Guía para una Correcta Higiene Auditiva

Mantener una buena salud auditiva es fundamental para prevenir complicaciones a largo plazo. El error más común es intentar limpiar el interior del canal auditivo; sin embargo, el oído tiene un mecanismo de autolimpieza. El cerumen no es suciedad, sino una barrera protectora que atrapa polvo y bacterias, evitando infecciones. ¿Cómo limpiar los oídos correctamente?

La regla de oro es: nada más pequeño que el codo debe entrar en el oído.

1. Limpia solo el exterior: Usa una toalla fina o gasa húmeda para limpiar el pabellón auricular (la oreja) después del baño.

2. Evita los hisopos: Los bastoncillos de algodón empujan la cera hacia el tímpano, pudiendo causar tapones o perforaciones.

3. Secado suave: Tras nadar o ducharte, inclina la cabeza para dejar salir el agua y seca suavemente la entrada del canal.

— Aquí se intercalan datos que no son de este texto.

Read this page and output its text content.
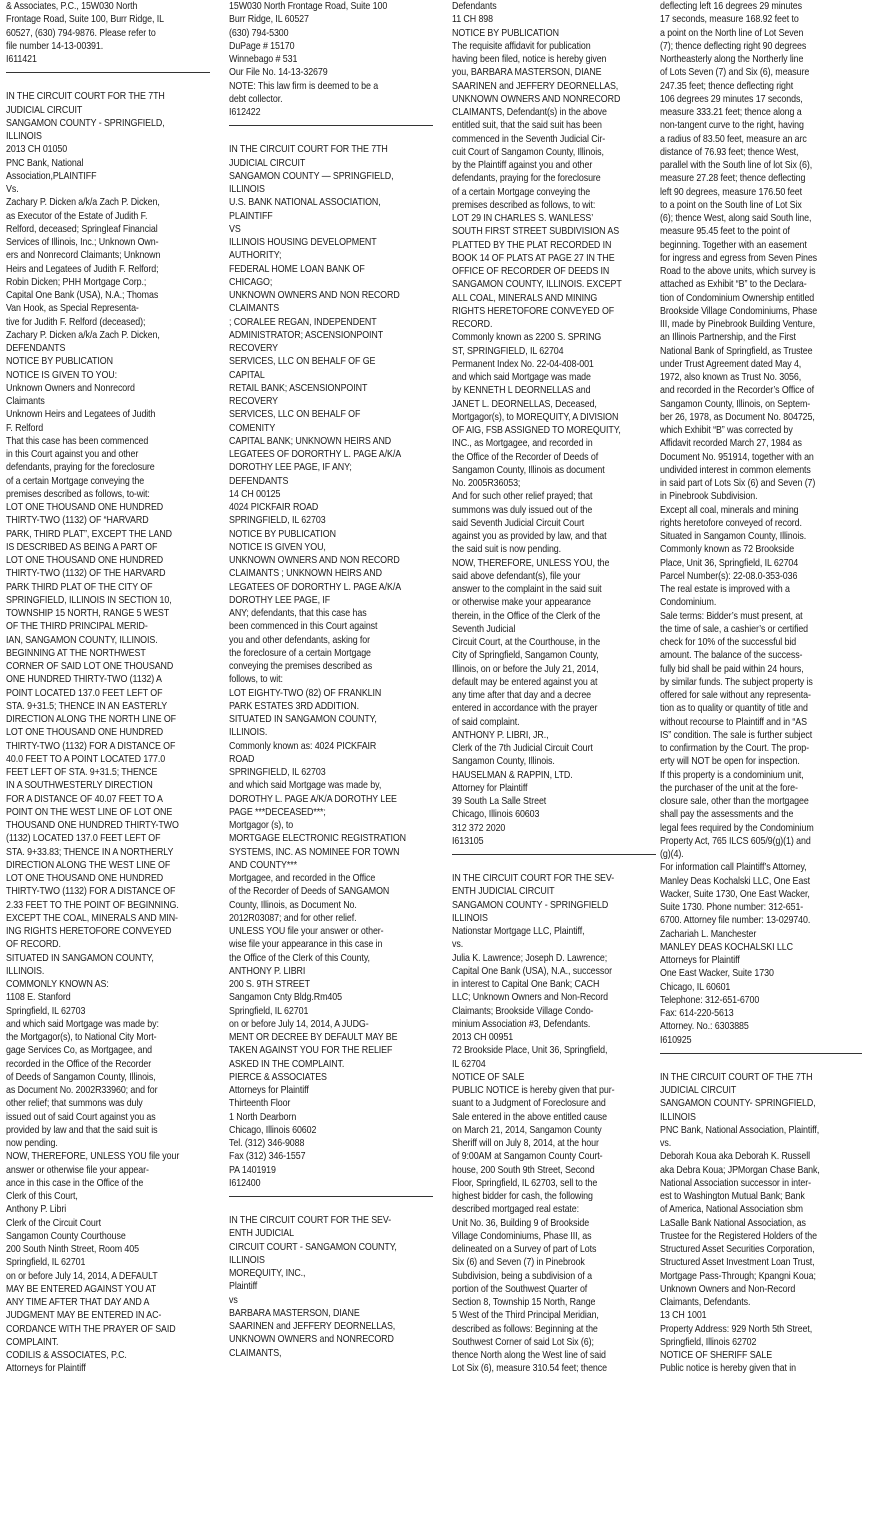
& Associates, P.C., 15W030 North
Frontage Road, Suite 100, Burr Ridge, IL
60527, (630) 794-9876. Please refer to
file number 14-13-00391.
I611421
IN THE CIRCUIT COURT FOR THE 7TH
JUDICIAL CIRCUIT
SANGAMON COUNTY - SPRINGFIELD,
ILLINOIS
2013 CH 01050
PNC Bank, National
Association,PLAINTIFF
Vs.
Zachary P. Dicken a/k/a Zach P. Dicken,
as Executor of the Estate of Judith F.
Relford, deceased; Springleaf Financial
Services of Illinois, Inc.; Unknown Own-
ers and Nonrecord Claimants; Unknown
Heirs and Legatees of Judith F. Relford;
Robin Dicken; PHH Mortgage Corp.;
Capital One Bank (USA), N.A.; Thomas
Van Hook, as Special Representa-
tive for Judith F. Relford (deceased);
Zachary P. Dicken a/k/a Zach P. Dicken,
DEFENDANTS
NOTICE BY PUBLICATION
NOTICE IS GIVEN TO YOU:
Unknown Owners and Nonrecord
Claimants
Unknown Heirs and Legatees of Judith
F. Relford
That this case has been commenced
in this Court against you and other
defendants, praying for the foreclosure
of a certain Mortgage conveying the
premises described as follows, to-wit:
LOT ONE THOUSAND ONE HUNDRED
THIRTY-TWO (1132) OF “HARVARD
PARK, THIRD PLAT”, EXCEPT THE LAND
IS DESCRIBED AS BEING A PART OF
LOT ONE THOUSAND ONE HUNDRED
THIRTY-TWO (1132) OF THE HARVARD
PARK THIRD PLAT OF THE CITY OF
SPRINGFIELD, ILLINOIS IN SECTION 10,
TOWNSHIP 15 NORTH, RANGE 5 WEST
OF THE THIRD PRINCIPAL MERID-
IAN, SANGAMON COUNTY, ILLINOIS.
BEGINNING AT THE NORTHWEST
CORNER OF SAID LOT ONE THOUSAND
ONE HUNDRED THIRTY-TWO (1132) A
POINT LOCATED 137.0 FEET LEFT OF
STA. 9+31.5; THENCE IN AN EASTERLY
DIRECTION ALONG THE NORTH LINE OF
LOT ONE THOUSAND ONE HUNDRED
THIRTY-TWO (1132) FOR A DISTANCE OF
40.0 FEET TO A POINT LOCATED 177.0
FEET LEFT OF STA. 9+31.5; THENCE
IN A SOUTHWESTERLY DIRECTION
FOR A DISTANCE OF 40.07 FEET TO A
POINT ON THE WEST LINE OF LOT ONE
THOUSAND ONE HUNDRED THIRTY-TWO
(1132) LOCATED 137.0 FEET LEFT OF
STA. 9+33.83; THENCE IN A NORTHERLY
DIRECTION ALONG THE WEST LINE OF
LOT ONE THOUSAND ONE HUNDRED
THIRTY-TWO (1132) FOR A DISTANCE OF
2.33 FEET TO THE POINT OF BEGINNING.
EXCEPT THE COAL, MINERALS AND MIN-
ING RIGHTS HERETOFORE CONVEYED
OF RECORD.
SITUATED IN SANGAMON COUNTY,
ILLINOIS.
COMMONLY KNOWN AS:
1108 E. Stanford
Springfield, IL 62703
and which said Mortgage was made by:
the Mortgagor(s), to National City Mort-
gage Services Co, as Mortgagee, and
recorded in the Office of the Recorder
of Deeds of Sangamon County, Illinois,
as Document No. 2002R33960; and for
other relief; that summons was duly
issued out of said Court against you as
provided by law and that the said suit is
now pending.
NOW, THEREFORE, UNLESS YOU file your
answer or otherwise file your appear-
ance in this case in the Office of the
Clerk of this Court,
Anthony P. Libri
Clerk of the Circuit Court
Sangamon County Courthouse
200 South Ninth Street, Room 405
Springfield, IL 62701
on or before July 14, 2014, A DEFAULT
MAY BE ENTERED AGAINST YOU AT
ANY TIME AFTER THAT DAY AND A
JUDGMENT MAY BE ENTERED IN AC-
CORDANCE WITH THE PRAYER OF SAID
COMPLAINT.
CODILIS & ASSOCIATES, P.C.
Attorneys for Plaintiff
15W030 North Frontage Road, Suite 100
Burr Ridge, IL 60527
(630) 794-5300
DuPage # 15170
Winnebago # 531
Our File No. 14-13-32679
NOTE: This law firm is deemed to be a
debt collector.
I612422
IN THE CIRCUIT COURT FOR THE 7TH
JUDICIAL CIRCUIT
SANGAMON COUNTY — SPRINGFIELD,
ILLINOIS
U.S. BANK NATIONAL ASSOCIATION,
PLAINTIFF
VS
ILLINOIS HOUSING DEVELOPMENT
AUTHORITY;
FEDERAL HOME LOAN BANK OF
CHICAGO;
UNKNOWN OWNERS AND NON RECORD
CLAIMANTS
; CORALEE REGAN, INDEPENDENT
ADMINISTRATOR; ASCENSIONPOINT
RECOVERY
SERVICES, LLC ON BEHALF OF GE
CAPITAL
RETAIL BANK; ASCENSIONPOINT
RECOVERY
SERVICES, LLC ON BEHALF OF
COMENITY
CAPITAL BANK; UNKNOWN HEIRS AND
LEGATEES OF DORORTHY L. PAGE A/K/A
DOROTHY LEE PAGE, IF ANY;
DEFENDANTS
14 CH 00125
4024 PICKFAIR ROAD
SPRINGFIELD, IL 62703
NOTICE BY PUBLICATION
NOTICE IS GIVEN YOU,
UNKNOWN OWNERS AND NON RECORD
CLAIMANTS ; UNKNOWN HEIRS AND
LEGATEES OF DORORTHY L. PAGE A/K/A
DOROTHY LEE PAGE, IF
ANY; defendants, that this case has
been commenced in this Court against
you and other defendants, asking for
the foreclosure of a certain Mortgage
conveying the premises described as
follows, to wit:
LOT EIGHTY-TWO (82) OF FRANKLIN
PARK ESTATES 3RD ADDITION.
SITUATED IN SANGAMON COUNTY,
ILLINOIS.
Commonly known as: 4024 PICKFAIR
ROAD
SPRINGFIELD, IL 62703
and which said Mortgage was made by,
DOROTHY L. PAGE A/K/A DOROTHY LEE
PAGE ***DECEASED***;
Mortgagor (s), to
MORTGAGE ELECTRONIC REGISTRATION
SYSTEMS, INC. AS NOMINEE FOR TOWN
AND COUNTY***
Mortgagee, and recorded in the Office
of the Recorder of Deeds of SANGAMON
County, Illinois, as Document No.
2012R03087; and for other relief.
UNLESS YOU file your answer or other-
wise file your appearance in this case in
the Office of the Clerk of this County,
ANTHONY P. LIBRI
200 S. 9TH STREET
Sangamon Cnty Bldg.Rm405
Springfield, IL 62701
on or before July 14, 2014, A JUDG-
MENT OR DECREE BY DEFAULT MAY BE
TAKEN AGAINST YOU FOR THE RELIEF
ASKED IN THE COMPLAINT.
PIERCE & ASSOCIATES
Attorneys for Plaintiff
Thirteenth Floor
1 North Dearborn
Chicago, Illinois 60602
Tel. (312) 346-9088
Fax (312) 346-1557
PA 1401919
I612400
IN THE CIRCUIT COURT FOR THE SEV-
ENTH JUDICIAL
CIRCUIT COURT - SANGAMON COUNTY,
ILLINOIS
MOREQUITY, INC.,
Plaintiff
vs
BARBARA MASTERSON, DIANE
SAARINEN and JEFFERY DEORNELLAS,
UNKNOWN OWNERS and NONRECORD
CLAIMANTS,
Defendants
11 CH 898
NOTICE BY PUBLICATION
The requisite affidavit for publication
having been filed, notice is hereby given
you, BARBARA MASTERSON, DIANE
SAARINEN and JEFFERY DEORNELLAS,
UNKNOWN OWNERS AND NONRECORD
CLAIMANTS, Defendant(s) in the above
entitled suit, that the said suit has been
commenced in the Seventh Judicial Cir-
cuit Court of Sangamon County, Illinois,
by the Plaintiff against you and other
defendants, praying for the foreclosure
of a certain Mortgage conveying the
premises described as follows, to wit:
LOT 29 IN CHARLES S. WANLESS’
SOUTH FIRST STREET SUBDIVISION AS
PLATTED BY THE PLAT RECORDED IN
BOOK 14 OF PLATS AT PAGE 27 IN THE
OFFICE OF RECORDER OF DEEDS IN
SANGAMON COUNTY, ILLINOIS. EXCEPT
ALL COAL, MINERALS AND MINING
RIGHTS HERETOFORE CONVEYED OF
RECORD.
Commonly known as 2200 S. SPRING
ST, SPRINGFIELD, IL 62704
Permanent Index No. 22-04-408-001
and which said Mortgage was made
by KENNETH L DEORNELLAS and
JANET L. DEORNELLAS, Deceased,
Mortgagor(s), to MOREQUITY, A DIVISION
OF AIG, FSB ASSIGNED TO MOREQUITY,
INC., as Mortgagee, and recorded in
the Office of the Recorder of Deeds of
Sangamon County, Illinois as document
No. 2005R36053;
And for such other relief prayed; that
summons was duly issued out of the
said Seventh Judicial Circuit Court
against you as provided by law, and that
the said suit is now pending.
NOW, THEREFORE, UNLESS YOU, the
said above defendant(s), file your
answer to the complaint in the said suit
or otherwise make your appearance
therein, in the Office of the Clerk of the
Seventh Judicial
Circuit Court, at the Courthouse, in the
City of Springfield, Sangamon County,
Illinois, on or before the July 21, 2014,
default may be entered against you at
any time after that day and a decree
entered in accordance with the prayer
of said complaint.
ANTHONY P. LIBRI, JR.,
Clerk of the 7th Judicial Circuit Court
Sangamon County, Illinois.
HAUSELMAN & RAPPIN, LTD.
Attorney for Plaintiff
39 South La Salle Street
Chicago, Illinois 60603
312 372 2020
I613105
IN THE CIRCUIT COURT FOR THE SEV-
ENTH JUDICIAL CIRCUIT
SANGAMON COUNTY - SPRINGFIELD
ILLINOIS
Nationstar Mortgage LLC, Plaintiff,
vs.
Julia K. Lawrence; Joseph D. Lawrence;
Capital One Bank (USA), N.A., successor
in interest to Capital One Bank; CACH
LLC; Unknown Owners and Non-Record
Claimants; Brookside Village Condo-
minium Association #3, Defendants.
2013 CH 00951
72 Brookside Place, Unit 36, Springfield,
IL 62704
NOTICE OF SALE
PUBLIC NOTICE is hereby given that pur-
suant to a Judgment of Foreclosure and
Sale entered in the above entitled cause
on March 21, 2014, Sangamon County
Sheriff will on July 8, 2014, at the hour
of 9:00AM at Sangamon County Court-
house, 200 South 9th Street, Second
Floor, Springfield, IL 62703, sell to the
highest bidder for cash, the following
described mortgaged real estate:
Unit No. 36, Building 9 of Brookside
Village Condominiums, Phase III, as
delineated on a Survey of part of Lots
Six (6) and Seven (7) in Pinebrook
Subdivision, being a subdivision of a
portion of the Southwest Quarter of
Section 8, Township 15 North, Range
5 West of the Third Principal Meridian,
described as follows: Beginning at the
Southwest Corner of said Lot Six (6);
thence North along the West line of said
Lot Six (6), measure 310.54 feet; thence
deflecting left 16 degrees 29 minutes
17 seconds, measure 168.92 feet to
a point on the North line of Lot Seven
(7); thence deflecting right 90 degrees
Northeasterly along the Northerly line
of Lots Seven (7) and Six (6), measure
247.35 feet; thence deflecting right
106 degrees 29 minutes 17 seconds,
measure 333.21 feet; thence along a
non-tangent curve to the right, having
a radius of 83.50 feet, measure an arc
distance of 76.93 feet; thence West,
parallel with the South line of lot Six (6),
measure 27.28 feet; thence deflecting
left 90 degrees, measure 176.50 feet
to a point on the South line of Lot Six
(6); thence West, along said South line,
measure 95.45 feet to the point of
beginning. Together with an easement
for ingress and egress from Seven Pines
Road to the above units, which survey is
attached as Exhibit “B” to the Declara-
tion of Condominium Ownership entitled
Brookside Village Condominiums, Phase
III, made by Pinebrook Building Venture,
an Illinois Partnership, and the First
National Bank of Springfield, as Trustee
under Trust Agreement dated May 4,
1972, also known as Trust No. 3056,
and recorded in the Recorder’s Office of
Sangamon County, Illinois, on Septem-
ber 26, 1978, as Document No. 804725,
which Exhibit “B” was corrected by
Affidavit recorded March 27, 1984 as
Document No. 951914, together with an
undivided interest in common elements
in said part of Lots Six (6) and Seven (7)
in Pinebrook Subdivision.
Except all coal, minerals and mining
rights heretofore conveyed of record.
Situated in Sangamon County, Illinois.
Commonly known as 72 Brookside
Place, Unit 36, Springfield, IL 62704
Parcel Number(s): 22-08.0-353-036
The real estate is improved with a
Condominium.
Sale terms: Bidder’s must present, at
the time of sale, a cashier’s or certified
check for 10% of the successful bid
amount. The balance of the success-
fully bid shall be paid within 24 hours,
by similar funds. The subject property is
offered for sale without any representa-
tion as to quality or quantity of title and
without recourse to Plaintiff and in “AS
IS” condition. The sale is further subject
to confirmation by the Court. The prop-
erty will NOT be open for inspection.
If this property is a condominium unit,
the purchaser of the unit at the fore-
closure sale, other than the mortgagee
shall pay the assessments and the
legal fees required by the Condominium
Property Act, 765 ILCS 605/9(g)(1) and
(g)(4).
For information call Plaintiff’s Attorney,
Manley Deas Kochalski LLC, One East
Wacker, Suite 1730, One East Wacker,
Suite 1730. Phone number: 312-651-
6700. Attorney file number: 13-029740.
Zachariah L. Manchester
MANLEY DEAS KOCHALSKI LLC
Attorneys for Plaintiff
One East Wacker, Suite 1730
Chicago, IL 60601
Telephone: 312-651-6700
Fax: 614-220-5613
Attorney. No.: 6303885
I610925
IN THE CIRCUIT COURT OF THE 7TH
JUDICIAL CIRCUIT
SANGAMON COUNTY- SPRINGFIELD,
ILLINOIS
PNC Bank, National Association, Plaintiff,
vs.
Deborah Koua aka Deborah K. Russell
aka Debra Koua; JPMorgan Chase Bank,
National Association successor in inter-
est to Washington Mutual Bank; Bank
of America, National Association sbm
LaSalle Bank National Association, as
Trustee for the Registered Holders of the
Structured Asset Securities Corporation,
Structured Asset Investment Loan Trust,
Mortgage Pass-Through; Kpangni Koua;
Unknown Owners and Non-Record
Claimants, Defendants.
13 CH 1001
Property Address: 929 North 5th Street,
Springfield, Illinois 62702
NOTICE OF SHERIFF SALE
Public notice is hereby given that in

Riesgos de una mala higiene La falta de cuidado o el uso de objetos extraños puede derivar en:

– Otitis externa: Infección del conducto auditivo, común por humedad retenida.

-Tapones de cerumen: Causan pérdida de audición temporal, zumbidos (tinnitus) y dolor.

– Perforación timpánica: Una lesión grave que puede comprometer la audición de forma permanente.

Si sientes dolor, picazón persistente o pérdida de audición, consulta siempre a un otorrinolaringólogo.